Shouldn’t all of the trainable parameters be updated after every gradient descent step? Is there something wrong with the example code?

#!/usr/bin/env python3
# torch==0.4.0
# numpy==1.15.0

import torch
import torch.nn as nn
import torch.optim as optim
import numpy as np


class MyLSTM(nn.Module):
    def __init__(self, input_size, hidden_size, num_layers, num_classes):
        super(MyLSTM, self).__init__()
        self.hidden_size = hidden_size
        self.num_layers = num_layers
        self.lstm = nn.LSTM(
            input_size,
            hidden_size,
            num_layers,
            batch_first=True,
        )
        self.fc = nn.Linear(hidden_size, num_classes)

    def forward(self, x):
        # Set initial states
        h0 = torch.zeros(self.num_layers, x.size(0), self.hidden_size)
        c0 = torch.zeros(self.num_layers, x.size(0), self.hidden_size)

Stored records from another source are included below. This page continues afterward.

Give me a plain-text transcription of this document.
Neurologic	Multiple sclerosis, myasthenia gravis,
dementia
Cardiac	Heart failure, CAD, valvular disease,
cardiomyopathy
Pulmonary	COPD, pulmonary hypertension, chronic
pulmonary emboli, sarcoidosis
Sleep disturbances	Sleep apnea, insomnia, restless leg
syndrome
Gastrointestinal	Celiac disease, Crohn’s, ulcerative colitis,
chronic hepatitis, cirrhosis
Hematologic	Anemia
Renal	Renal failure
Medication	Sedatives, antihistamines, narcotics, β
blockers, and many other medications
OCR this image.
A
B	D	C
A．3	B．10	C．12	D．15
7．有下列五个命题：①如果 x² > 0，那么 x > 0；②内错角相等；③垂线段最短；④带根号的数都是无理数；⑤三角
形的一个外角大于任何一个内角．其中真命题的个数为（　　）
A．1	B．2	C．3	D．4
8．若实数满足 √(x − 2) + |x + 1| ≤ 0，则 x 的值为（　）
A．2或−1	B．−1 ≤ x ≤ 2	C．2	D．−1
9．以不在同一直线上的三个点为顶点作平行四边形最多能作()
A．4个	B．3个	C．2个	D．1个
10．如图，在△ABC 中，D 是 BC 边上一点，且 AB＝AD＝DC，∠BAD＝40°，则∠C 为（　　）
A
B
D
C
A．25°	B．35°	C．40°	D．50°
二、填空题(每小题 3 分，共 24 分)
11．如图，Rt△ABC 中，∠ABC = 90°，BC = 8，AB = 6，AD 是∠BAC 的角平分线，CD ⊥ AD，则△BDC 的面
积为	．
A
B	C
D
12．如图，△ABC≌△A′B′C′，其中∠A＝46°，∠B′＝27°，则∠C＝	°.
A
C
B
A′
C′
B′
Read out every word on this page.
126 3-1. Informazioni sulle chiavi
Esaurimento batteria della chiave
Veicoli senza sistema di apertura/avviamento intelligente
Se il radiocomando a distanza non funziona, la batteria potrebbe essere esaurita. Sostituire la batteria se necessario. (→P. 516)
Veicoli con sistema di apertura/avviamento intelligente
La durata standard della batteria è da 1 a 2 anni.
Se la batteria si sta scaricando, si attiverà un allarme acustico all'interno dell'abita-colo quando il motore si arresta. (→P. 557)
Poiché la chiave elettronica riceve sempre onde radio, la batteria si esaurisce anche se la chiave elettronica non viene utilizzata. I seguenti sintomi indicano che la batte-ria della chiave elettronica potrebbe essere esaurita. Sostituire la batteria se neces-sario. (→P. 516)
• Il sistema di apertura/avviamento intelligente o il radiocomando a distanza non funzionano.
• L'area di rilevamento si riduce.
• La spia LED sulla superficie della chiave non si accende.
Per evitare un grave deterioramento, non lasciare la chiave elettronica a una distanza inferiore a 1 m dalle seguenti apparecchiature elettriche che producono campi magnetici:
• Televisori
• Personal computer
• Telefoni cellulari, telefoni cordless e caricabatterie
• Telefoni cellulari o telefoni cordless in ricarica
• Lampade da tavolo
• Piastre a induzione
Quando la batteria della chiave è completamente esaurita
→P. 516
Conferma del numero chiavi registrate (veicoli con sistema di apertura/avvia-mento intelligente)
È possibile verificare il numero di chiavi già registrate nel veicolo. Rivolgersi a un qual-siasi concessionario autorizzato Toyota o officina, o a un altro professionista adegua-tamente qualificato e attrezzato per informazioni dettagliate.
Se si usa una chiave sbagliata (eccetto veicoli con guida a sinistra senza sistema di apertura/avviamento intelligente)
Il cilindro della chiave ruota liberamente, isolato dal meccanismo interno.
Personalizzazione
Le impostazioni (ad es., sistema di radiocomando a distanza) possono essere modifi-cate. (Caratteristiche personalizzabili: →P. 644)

        # Forward propagate LSTM
        out, _ = self.lstm(x, (h0, c0))

        # Decode the hidden state of the last time step
        out = self.fc(out[:, -1, :])

        return out


model = MyLSTM(input_size=5, hidden_size=8, num_layers=1, num_classes=1)
optimizer = optim.Adagrad(model.parameters(), lr=0.01)
criterion = nn.MSELoss()

params = list(model.state_dict().keys())
assert len(params) == len(list(model.parameters()))
# ['lstm.weight_ih_l0', 'lstm.weight_hh_l0', 'lstm.bias_ih_l0',
# 'lstm.bias_hh_l0', 'fc.weight', 'fc.bias']

# Create some dummy data
inputs = torch.FloatTensor([
    [0.2, 0.3, 0.4, 0.5, 0.6],
    [0.2, 0.3, 0.4, 0.5, 0.6],
    [0.2, 0.3, 0.4, 0.5, 0.6],
]).unsqueeze(1)
target = torch.FloatTensor([1, 0, 1]).unsqueeze(1)

# Save parameter values before gradient descent
before = [model.state_dict()[param].clone() for param in params]

output = model(inputs)
loss = criterion(output, target)
loss.backward()
optimizer.step()

# Save parameter values after gradient descent
after = [model.state_dict()[param].clone() for param in params]

for i, (b, a) in enumerate(zip(before, after)):
    # lstm.weight_hh_l0 doesn't change, but all the other ones do
    # (including lstm.bias_hh_l0!)
    if np.allclose(b, a):
        print('Unchanged:', params[i])

John_Smith · August 3, 2018, 6:32am

If you check the gradient of the parameters:

for p in model.parameters():
    print(p.grad)

You can see the gradients for one of the parameters are all 0 which means that variable will not get updated during back pass.

You need to check why the gradients are 0s for that variable.

suriyadeepan · October 28, 2018, 2:11am

I have a similar LSTM model for imdb sentiment classification. Noticed that one of the LSTM parameters doesn’t change at all.

# trainable parameters
['embedding.weight', 'lstm.weight_ih_l0', 'lstm.weight_hh_l0', 'lstm.bias_ih_l0', 'lstm.bias_hh_l0', 'linear.weight', 'linear.bias']
# unchanged parameter
lstm.weight_ih_l0

Edit : I’ve checked the gradients. They are very small for lstm.weight_ih_l0 but not zero, in the range of e^-42.

abhinavkashyap92 · February 27, 2019, 1:55am

Any update on this ?

suzil · March 31, 2019, 3:09pm

Gradients do change, they are just very small.

nilinykh · March 4, 2020, 4:47pm

I have the same issue. Gradients for weight_hh_l0 in my 1 layer LSTM network are just zeros. I have checked if they are really zeros, and yes, they are simply 0s. Throughout the backward pass, they never get updated. What could be the reason for such behaviour?